Frente ao processo contínuo de
globalização houve grande evolução das relações internacionais, especialmente
as relações comerciais, e, dessa forma, surge a necessidade da existência de
regras mais uniformes que facilitem o comércio internacional, afastando a
incerteza da aplicação de normas jurídicas nacionais conflitantes e que não
acompanham a evolução dinâmica dos negócios internacionais.
Nesta perspectiva tem-se, então, a Lex Mercatoria como uma forma comum de
regulação das relações internacionais privadas e como meio de solução dos
conflitos advindos dos contratos internacionais. Isso acontece, efetivamente,
através da arbitragem, ou seja, a Lex
Mercatoria e a arbitragem andam juntas no que tange às alternativas dos
agentes do comércio internacional para regulação e solução dos conflitos
advindos de suas relações contratuais.
A Lex Mercatoria não é inovação jurídica, surgiu do esforço da comunidade
de comerciantes da Idade Média em superar as regras inadequadas e obsoletas das
leis feudais e romanas que não mais respondiam às suas necessidades, criando um
conjunto de regras uniformes e obrigatórias para reger as relações comerciais,
constituindo uma lei mercantil de caráter cosmopolita baseada em usos e
costumes comerciais.
Após passar por um período de
declínio em face das grandes codificações, surge na atualidade uma nova Lex Mercatoria como um conjunto de
costumes e de regras que visa regular o comércio internacional, com poder
normativo independente das legislações nacionais.

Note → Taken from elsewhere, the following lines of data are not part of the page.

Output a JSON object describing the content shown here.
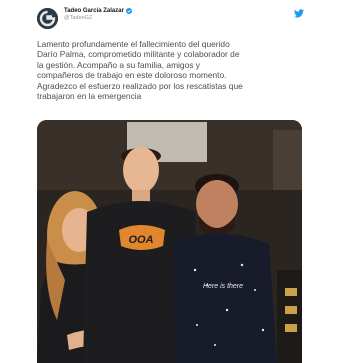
{
  "author": {
    "name": "Tadeo García Zalazar",
    "handle": "@TadeoGZ",
    "avatar_icon": "g-logo-icon",
    "verified_icon": "verified-badge-icon"
  },
  "platform_icon": "twitter-bird-icon",
  "tweet": {
    "lines": [
      "Lamento profundamente el fallecimiento del querido",
      "Darío Palma, comprometido militante y colaborador de",
      "la gestión. Acompaño a su familia, amigos y",
      "compañeros de trabajo en este doloroso momento.",
      "Agradezco el esfuerzo realizado por los rescatistas que",
      "trabajaron en la emergencia"
    ]
  },
  "photo": {
    "shirt_center_text": "OOA",
    "shirt_right_text": "Here is there"
  },
  "colors": {
    "accent_blue": "#1d9bf0",
    "text": "#4a4f54"
  }
}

Embora alvos de muitos debates,
ainda não se chegou a uma definição pacífica do conceito e caracterização da Lex Mercatoria contemporânea.

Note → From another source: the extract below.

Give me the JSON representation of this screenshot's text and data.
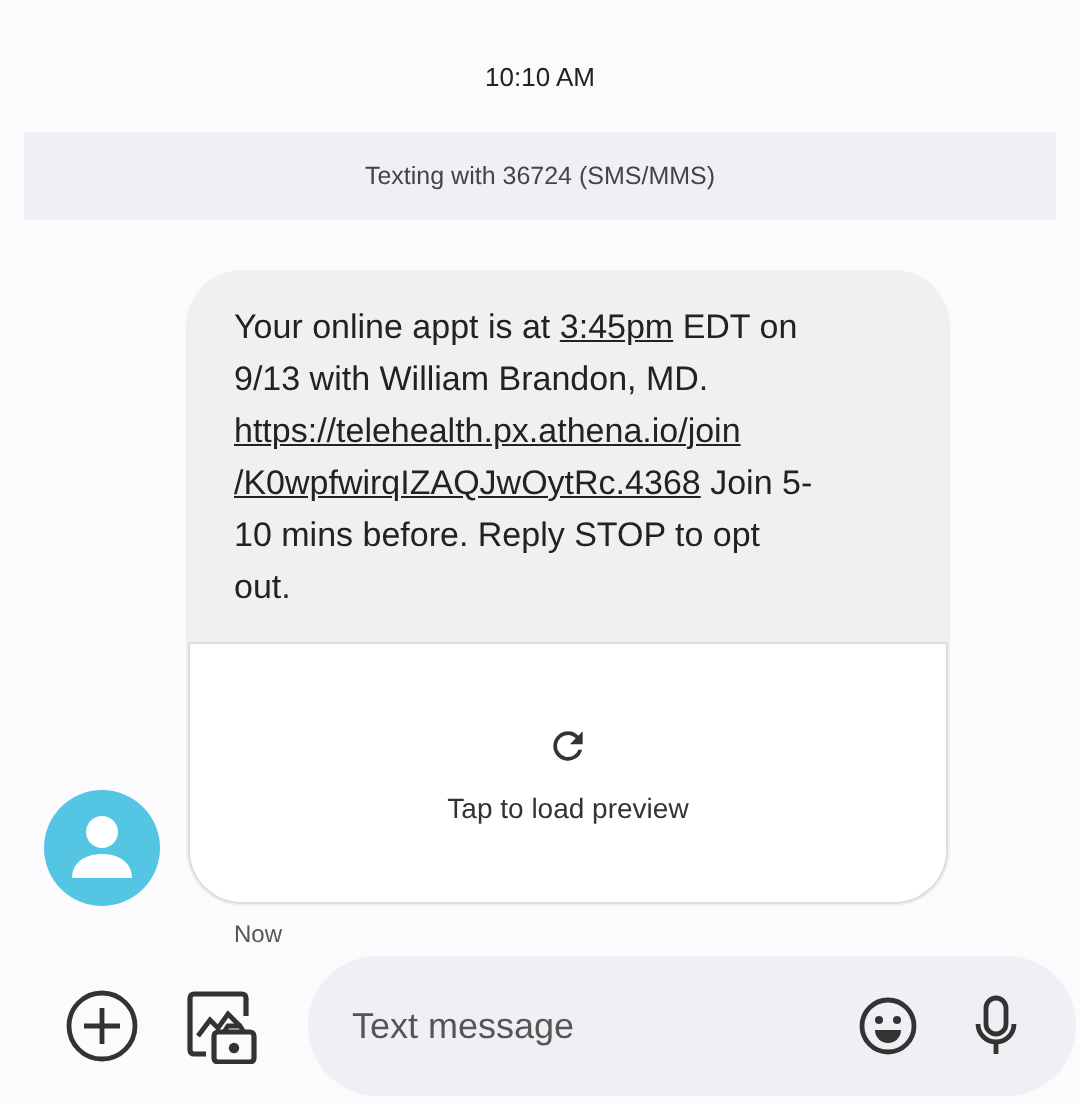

Segundo Berthold Goldmann “a Lex Mercatoria é um conjunto de
princípios, instituições e regras costumeiras, espontaneamente referidos ou
elaborados no quadro do comércio internacional, sem referência a um sistema
particular de lei nacional”. [1]
Para Goldmann, a nova Lex Mercatoria surge como uma forma
encontrada, principalmente pelos contratantes, de superar os percalços advindos
das regras e soluções oferecidas pelos sistemas nacionais de lei, utilizando-se
então esse conjunto de normas, fruto da autonomia da vontade, que através da
prática reiterada e efetiva nas relações comerciais internacionais e arbitragem
formou um corpo autônomo de direito. [2]
Nessa linha, a arbitragem
internacional, regulada no Brasil pela Lei nº 9.307/96, constitui um meio
alternativo à jurisdição estatal para solução de conflitos, utilizada no
comércio internacional justamente por permitir o uso do direito da forma mais
adequada às exigências dos agentes deste ramo.
Observa-se vínculo estreito entre a
Lex Mercatoria e a arbitragem
internacional, podendo-se afirmar que a “lex
mercatoria manifesta-se através de seus laudos arbitrais, e sua constante
utilização no plano internacional serve de emergência de um direito com normas
próprias adequadas aos usos e costumes do comércio internacional”. [3]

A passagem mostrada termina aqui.